I would love to have a discussion about feminism and its original goals and where it has succeeded and where I believe it has gone seriously astray. But if it has to start with name calling or accusations, I'm not interested. And that's how this particular discussion started and it's the one I responded to.

If you believe you've made the right choice, why are you defensive and why do you feel the need to criticize others who made a different choice?

Grandma J


iVillage Member
Registered: 03-27-2003
Sat, 12-27-2003 - 9:55pm
Oh for crissakes, put away the milkbone undies.

Something I'm curious about is your following statement:

<>

This smacks of sahm-bashing, elitism and classism and because this is a debate board I'd like you to explain what you mean by it in further detail.

iVillage Member
Registered: 11-12-2003
Sat, 12-27-2003 - 10:36pm


I don't have a clue what milkbone undies are.

I actually was just raising questions. I was a working mom, but pretty poor (a single mom, with a very small amount of child support--they didn't use formulas back then to ensure fairness), and my daughter's friends were affluent. So she was embarrassed to bring them home because we didn't have a VCR and we lived in an apartment in a not as nice part of town.

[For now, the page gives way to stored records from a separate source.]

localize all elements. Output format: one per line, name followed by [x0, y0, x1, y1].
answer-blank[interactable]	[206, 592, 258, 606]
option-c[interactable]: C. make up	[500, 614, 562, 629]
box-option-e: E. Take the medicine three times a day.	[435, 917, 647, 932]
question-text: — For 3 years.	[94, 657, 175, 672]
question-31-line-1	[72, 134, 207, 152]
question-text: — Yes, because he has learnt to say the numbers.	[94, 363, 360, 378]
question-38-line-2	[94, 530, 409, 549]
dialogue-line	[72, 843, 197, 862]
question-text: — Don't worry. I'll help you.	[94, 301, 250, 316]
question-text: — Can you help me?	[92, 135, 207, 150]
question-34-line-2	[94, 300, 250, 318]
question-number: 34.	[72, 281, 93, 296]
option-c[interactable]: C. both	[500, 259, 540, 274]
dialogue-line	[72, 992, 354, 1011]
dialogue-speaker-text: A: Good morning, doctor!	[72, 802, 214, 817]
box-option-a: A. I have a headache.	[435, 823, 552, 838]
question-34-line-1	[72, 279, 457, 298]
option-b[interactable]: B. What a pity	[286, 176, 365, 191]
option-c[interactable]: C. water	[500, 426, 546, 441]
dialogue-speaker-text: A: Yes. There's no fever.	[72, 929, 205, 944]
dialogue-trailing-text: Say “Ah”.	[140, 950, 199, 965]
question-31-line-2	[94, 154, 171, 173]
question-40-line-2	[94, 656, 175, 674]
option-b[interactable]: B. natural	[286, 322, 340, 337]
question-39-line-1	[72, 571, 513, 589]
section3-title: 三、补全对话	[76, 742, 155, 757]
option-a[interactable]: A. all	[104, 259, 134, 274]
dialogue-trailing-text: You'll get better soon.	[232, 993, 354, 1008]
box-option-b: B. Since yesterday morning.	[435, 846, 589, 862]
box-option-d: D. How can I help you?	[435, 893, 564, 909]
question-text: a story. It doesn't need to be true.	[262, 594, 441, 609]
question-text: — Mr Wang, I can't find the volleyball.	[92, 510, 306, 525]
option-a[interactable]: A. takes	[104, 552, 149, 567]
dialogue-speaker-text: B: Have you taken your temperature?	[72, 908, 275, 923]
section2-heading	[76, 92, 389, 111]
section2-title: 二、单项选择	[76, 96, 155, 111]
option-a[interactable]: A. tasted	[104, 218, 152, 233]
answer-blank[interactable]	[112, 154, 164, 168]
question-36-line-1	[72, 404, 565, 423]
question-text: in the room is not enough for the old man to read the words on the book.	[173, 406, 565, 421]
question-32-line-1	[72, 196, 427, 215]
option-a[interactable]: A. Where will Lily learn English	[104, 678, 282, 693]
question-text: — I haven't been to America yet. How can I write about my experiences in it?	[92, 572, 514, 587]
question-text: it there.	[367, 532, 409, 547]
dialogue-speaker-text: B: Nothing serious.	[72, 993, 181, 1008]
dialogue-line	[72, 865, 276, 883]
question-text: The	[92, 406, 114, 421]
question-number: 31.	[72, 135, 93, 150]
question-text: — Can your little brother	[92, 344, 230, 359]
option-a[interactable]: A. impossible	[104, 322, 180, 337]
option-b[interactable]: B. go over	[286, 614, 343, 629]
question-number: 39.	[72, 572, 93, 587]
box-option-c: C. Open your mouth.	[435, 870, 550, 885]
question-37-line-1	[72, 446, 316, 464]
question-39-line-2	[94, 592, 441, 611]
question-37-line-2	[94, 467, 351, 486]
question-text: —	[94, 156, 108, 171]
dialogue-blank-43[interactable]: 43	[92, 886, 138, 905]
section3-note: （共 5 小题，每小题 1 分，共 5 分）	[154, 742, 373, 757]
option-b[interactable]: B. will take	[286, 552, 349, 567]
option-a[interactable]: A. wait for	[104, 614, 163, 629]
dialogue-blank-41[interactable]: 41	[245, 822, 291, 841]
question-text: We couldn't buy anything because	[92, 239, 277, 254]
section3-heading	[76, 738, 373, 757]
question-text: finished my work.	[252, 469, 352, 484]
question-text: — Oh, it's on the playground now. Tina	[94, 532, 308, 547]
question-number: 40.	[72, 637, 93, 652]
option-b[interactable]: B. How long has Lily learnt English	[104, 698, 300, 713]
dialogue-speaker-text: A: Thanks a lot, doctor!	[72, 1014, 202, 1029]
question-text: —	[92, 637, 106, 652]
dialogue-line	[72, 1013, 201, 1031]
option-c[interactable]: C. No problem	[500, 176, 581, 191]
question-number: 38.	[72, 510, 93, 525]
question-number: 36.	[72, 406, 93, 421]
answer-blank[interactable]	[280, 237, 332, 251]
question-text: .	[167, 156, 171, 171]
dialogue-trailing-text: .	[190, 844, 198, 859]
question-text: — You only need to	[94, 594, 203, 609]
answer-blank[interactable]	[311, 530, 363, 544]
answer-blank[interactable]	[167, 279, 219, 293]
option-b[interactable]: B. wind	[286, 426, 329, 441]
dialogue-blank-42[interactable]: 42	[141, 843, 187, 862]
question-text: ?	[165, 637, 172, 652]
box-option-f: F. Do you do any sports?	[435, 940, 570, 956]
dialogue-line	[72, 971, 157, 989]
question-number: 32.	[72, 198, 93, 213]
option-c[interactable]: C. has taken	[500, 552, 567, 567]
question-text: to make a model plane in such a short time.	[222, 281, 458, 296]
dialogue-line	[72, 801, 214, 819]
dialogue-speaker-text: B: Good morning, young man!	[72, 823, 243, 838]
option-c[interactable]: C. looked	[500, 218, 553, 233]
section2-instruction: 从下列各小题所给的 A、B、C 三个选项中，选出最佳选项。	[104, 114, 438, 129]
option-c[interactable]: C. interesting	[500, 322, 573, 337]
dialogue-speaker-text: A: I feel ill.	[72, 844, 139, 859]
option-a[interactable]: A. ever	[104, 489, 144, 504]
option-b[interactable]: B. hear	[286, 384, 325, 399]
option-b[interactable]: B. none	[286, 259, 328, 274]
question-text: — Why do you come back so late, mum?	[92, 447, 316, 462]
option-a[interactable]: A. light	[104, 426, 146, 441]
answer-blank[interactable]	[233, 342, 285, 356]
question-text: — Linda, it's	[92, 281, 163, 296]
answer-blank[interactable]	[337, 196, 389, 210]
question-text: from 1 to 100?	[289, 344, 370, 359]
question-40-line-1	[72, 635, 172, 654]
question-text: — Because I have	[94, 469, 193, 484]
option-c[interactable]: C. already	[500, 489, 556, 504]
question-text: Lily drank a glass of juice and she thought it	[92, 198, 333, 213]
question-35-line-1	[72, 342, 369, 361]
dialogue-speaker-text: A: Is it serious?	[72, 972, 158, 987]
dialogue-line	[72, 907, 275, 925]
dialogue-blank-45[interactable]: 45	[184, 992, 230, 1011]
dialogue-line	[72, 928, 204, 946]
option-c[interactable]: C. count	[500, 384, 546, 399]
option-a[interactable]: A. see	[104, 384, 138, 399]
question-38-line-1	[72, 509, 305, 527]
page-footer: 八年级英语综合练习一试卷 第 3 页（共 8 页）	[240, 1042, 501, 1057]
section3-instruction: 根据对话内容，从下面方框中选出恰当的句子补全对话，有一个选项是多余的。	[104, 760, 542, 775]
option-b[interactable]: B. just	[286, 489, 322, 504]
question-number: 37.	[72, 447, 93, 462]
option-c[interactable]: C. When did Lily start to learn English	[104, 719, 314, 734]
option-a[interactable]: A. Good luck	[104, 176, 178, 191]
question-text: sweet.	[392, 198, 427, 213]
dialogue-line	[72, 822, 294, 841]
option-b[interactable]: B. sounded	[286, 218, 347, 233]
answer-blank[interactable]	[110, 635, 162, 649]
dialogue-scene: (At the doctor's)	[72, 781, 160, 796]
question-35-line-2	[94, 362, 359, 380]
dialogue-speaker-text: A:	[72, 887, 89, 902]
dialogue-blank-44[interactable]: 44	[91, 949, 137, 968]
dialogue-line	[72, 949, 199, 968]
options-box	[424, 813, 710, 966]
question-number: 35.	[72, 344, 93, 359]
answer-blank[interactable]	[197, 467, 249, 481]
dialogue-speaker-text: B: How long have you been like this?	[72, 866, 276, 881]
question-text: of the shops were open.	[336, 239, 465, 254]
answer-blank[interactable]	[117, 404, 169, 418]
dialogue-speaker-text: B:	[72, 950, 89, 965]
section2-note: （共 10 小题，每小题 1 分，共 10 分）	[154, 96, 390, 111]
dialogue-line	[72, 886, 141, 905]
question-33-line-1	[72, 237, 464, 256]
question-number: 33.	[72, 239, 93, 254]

My brother and his wife chose for her to be a SAHM until their youngest of four was in elementary school. He had a decent job and they were good money managers and I don't think there was ever a reason for their kids to feel embarrassed. I admire them and the sacrifices I know they made and their children are achievers and their parents can be very proud of them. By the way, I have told them so.

In these examples, it was the working mom who caused the embarrassment and I had no choice, but I was pointing out that kids are easily embarrassed in front of their peers.

I am incredibly proud of my daughter, who did everything in the right order, she finished high school, went to college, got a good job, met her husband, had three children and now works part-time. They are upper middle class and she has all the things she didn't have when she was a kid. They are important to her. But that doesn't mean she doesn't love her children. When she is with those children, she is so completely with them. Watching her with them is a joy. And she could afford to stay home full-time, but she is filling a hole from her childhood and she enjoys her job. I refuse to accept that she is wrong because she wants material things--even though those things would not be nearly as important to me. She is an incredibly hard worker--at her job and at home. She is a better mother than I could ever have dreamed of being--though I am a wonderful grandmother.

My questions were not meant to be critical of SAHM moms, simply to point out that the argument can go both ways and I was quite angry at the charge that WOHMs don't raise their kids. You bet I raised my kids and it was gosh awful hard to do it alone without having to hear about how WOHMs in general and single mothers in particular are the root of all our problems. It's hard to be a mother and I believe we need to support one another and we can have debates without questioning each other's love for their children.

By the way, congratulations on your impending grandmotherhood. However wonderful you believe it will be, it's better than that.

And even though this is a debate board...

Hugs.

Grandma J

iVillage Member
Registered: 03-27-2003
Sat, 12-27-2003 - 11:06pm
Thank you for clarifying what you meant.

Sounds to me like you were and are a wonderful mother. You have every reason to be proud of your dd but don't sell yourself short (by saying she is a better mother than you could ever have dreamed of being). She is what she is because she was raised by you.

Thanks for the congrats. I'm gonna LOVE being a grandmomma, I just know it.

Milkbone undies is, well, a cousin of the flame retardent bodysuit. Sort of.